“幻の作品”も多数! 深夜に増殖するショートアニメ番組のカラクリに迫る!!

 その後80~90年代にはショートアニメは幼児向け知育番組内のコーナーとして定着する。例外的に87年フジ系列で深夜5分枠で放送された『レモンエンジェル』(おそらくは美少女深夜アニメの嚆矢)という例外などがあったものの、以降も基本的に“キッズ向け・マニア向けのアニメ番組は30分連続物枠”という編成が大きく崩れることはなかった。

 こうした旧来の流れと現在の深夜ショートアニメの盛況を支えている事情は、大きく異なっている。それは、アニメ原作を保有する出版社がスポンサー枠を確保している点に集約される。具体的には『まんがーる!』『ヤマノススメ』『てーきゅう』『血液型くん!』などはアース・スター エンターテイメントの提供番組。『森田さんは無口。』『ポヨポヨ観察日記』『ゆるめいつ』『しばいぬ子さん』『リコーダーとランドセル(1期・2期)』などは竹書房の提供番組である。これらの作品は、同出版社提供の30分枠アニメの直後に放映されるものも多く、中には作品同士でキャラクターがゲスト出演するコラボ企画なども行われており、ちょっとしたアニメフェス状態とも言えよう。

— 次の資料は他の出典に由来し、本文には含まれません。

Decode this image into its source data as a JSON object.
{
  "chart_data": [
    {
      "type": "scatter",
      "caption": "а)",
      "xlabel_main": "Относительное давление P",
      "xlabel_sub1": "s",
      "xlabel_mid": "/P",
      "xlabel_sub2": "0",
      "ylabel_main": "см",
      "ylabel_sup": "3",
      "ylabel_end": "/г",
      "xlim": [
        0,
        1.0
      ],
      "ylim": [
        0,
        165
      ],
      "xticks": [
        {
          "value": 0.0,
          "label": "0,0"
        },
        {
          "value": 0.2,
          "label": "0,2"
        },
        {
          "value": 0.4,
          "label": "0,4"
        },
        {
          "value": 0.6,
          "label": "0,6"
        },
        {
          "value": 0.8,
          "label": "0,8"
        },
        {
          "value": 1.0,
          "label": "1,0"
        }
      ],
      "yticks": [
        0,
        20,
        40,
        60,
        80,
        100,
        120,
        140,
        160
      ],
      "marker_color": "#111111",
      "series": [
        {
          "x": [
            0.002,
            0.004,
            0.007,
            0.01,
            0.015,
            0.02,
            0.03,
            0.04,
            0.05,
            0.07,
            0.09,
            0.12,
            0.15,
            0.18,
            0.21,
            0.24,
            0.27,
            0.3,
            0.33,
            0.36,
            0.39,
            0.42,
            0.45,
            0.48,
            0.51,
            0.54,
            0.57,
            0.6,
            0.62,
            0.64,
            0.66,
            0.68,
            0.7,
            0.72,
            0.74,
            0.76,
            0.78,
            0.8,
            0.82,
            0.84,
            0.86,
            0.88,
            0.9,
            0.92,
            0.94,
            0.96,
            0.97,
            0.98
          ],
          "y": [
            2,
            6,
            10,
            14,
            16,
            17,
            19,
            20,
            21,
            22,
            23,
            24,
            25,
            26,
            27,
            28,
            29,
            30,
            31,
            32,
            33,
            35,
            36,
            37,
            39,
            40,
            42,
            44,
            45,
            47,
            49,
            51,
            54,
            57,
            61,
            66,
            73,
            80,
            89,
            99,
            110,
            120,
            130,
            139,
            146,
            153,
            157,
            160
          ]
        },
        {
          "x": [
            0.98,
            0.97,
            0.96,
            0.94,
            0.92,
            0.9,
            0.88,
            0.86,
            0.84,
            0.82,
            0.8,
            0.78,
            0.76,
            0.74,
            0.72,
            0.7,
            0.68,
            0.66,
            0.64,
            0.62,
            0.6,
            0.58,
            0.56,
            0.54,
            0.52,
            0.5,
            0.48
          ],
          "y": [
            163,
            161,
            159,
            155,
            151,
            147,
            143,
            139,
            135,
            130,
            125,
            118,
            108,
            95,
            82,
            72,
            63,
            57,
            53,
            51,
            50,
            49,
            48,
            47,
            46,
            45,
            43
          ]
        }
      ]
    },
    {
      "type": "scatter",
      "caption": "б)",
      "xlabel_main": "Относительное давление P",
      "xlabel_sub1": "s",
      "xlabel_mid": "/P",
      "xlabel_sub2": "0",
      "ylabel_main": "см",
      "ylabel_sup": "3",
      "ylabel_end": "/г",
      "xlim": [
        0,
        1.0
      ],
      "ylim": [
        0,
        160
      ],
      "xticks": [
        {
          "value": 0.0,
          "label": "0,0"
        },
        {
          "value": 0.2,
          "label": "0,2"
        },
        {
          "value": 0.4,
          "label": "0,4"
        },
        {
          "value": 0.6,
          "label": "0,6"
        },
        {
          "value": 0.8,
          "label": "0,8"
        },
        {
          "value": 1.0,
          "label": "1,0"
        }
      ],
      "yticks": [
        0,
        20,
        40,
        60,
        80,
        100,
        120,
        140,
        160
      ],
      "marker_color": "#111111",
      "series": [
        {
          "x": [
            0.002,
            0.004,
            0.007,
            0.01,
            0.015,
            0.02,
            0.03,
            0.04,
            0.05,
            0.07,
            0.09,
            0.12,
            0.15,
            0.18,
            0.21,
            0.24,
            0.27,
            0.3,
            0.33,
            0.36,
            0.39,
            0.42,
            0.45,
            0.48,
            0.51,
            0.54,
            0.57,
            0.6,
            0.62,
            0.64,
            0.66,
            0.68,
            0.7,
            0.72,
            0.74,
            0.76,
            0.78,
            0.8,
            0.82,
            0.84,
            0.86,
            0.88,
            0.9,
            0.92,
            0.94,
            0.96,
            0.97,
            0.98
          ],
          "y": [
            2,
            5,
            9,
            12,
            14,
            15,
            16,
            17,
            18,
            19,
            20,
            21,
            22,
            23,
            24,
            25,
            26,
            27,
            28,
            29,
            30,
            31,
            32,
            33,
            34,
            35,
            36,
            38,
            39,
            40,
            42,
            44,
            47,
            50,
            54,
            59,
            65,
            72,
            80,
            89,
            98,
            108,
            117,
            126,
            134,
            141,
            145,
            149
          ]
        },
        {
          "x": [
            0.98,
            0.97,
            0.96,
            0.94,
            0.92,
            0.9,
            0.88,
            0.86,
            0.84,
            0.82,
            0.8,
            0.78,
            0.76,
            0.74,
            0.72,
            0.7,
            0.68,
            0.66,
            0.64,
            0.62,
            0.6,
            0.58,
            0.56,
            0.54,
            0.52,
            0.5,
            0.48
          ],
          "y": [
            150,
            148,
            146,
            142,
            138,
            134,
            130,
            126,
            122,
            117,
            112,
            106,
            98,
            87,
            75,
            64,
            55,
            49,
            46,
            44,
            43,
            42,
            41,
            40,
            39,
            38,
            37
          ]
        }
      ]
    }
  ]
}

 出版社系ショートアニメの中では、大手である角川書店(現・KADOKAWA)の動きは他社とやや異なり、同社が保有するコンテンツの派生作品がメイン。『涼宮ハルヒの憂鬱』シリーズのスピンオフとして製作された『涼宮ハルヒちゃんの憂鬱』『にょろーん ちゅるやさん』、『らき☆すた』のスピンオフ『宮河家の空腹』を、ウェブ配信のメインとして力を入れている。

 いずれにせよ、こうしたコンテンツホルダーのブランドイメージを強くアピールすることを念頭に製作された出版社系ショートアニメが、現在の盛況ぶりを支える原動力となっているのは間違いない。

 さて、アニメファンにとってショートアニメ作品は、時間が短く気軽に楽しめることからいいことずくめに思えるが、ソフト化の際にはその時間尺と収録時間の関係が仇となり、なかなか発売されなかったり、ネット配信されなかったものがそのまま“幻の作品”化することもある。

 日本テレビの早朝情報バラエティ『ZIP!』内の1コーナーとして放映された『おはよう忍者隊ガッチャマン』は、原典の『科学忍者隊ガッチャマン』のみならずさまざまなパロディ要素を含んだギャグアニメの隠れた秀作なのだが、300話を超える莫大な話数のせいか、DVDは傑作選としてしかリリースされず、放映全話は収録されていない。この分では、現在放映中の『マジンガーZ』のパロディ版『マジンガーZIP!』もどうなるだろうか…?

 おりしも12月20日よりテレビ東京にて、押切蓮介のマンガ『プピポー!』が毎週金曜深夜のショートアニメ枠で放送されることが報道された。また竹書房から刊行されている安西理晃のマンガ『お姉ちゃんが来た』が、2014年1月よりショートアニメとして、UHFとAT-Xで放映される。

 さまざまな可能性を秘めるショートアニメという形態が、14年のアニメ界ではどのような話題を巻き起こしていき、新たなビジネスモデルを確立できるのか? 興味は尽きない。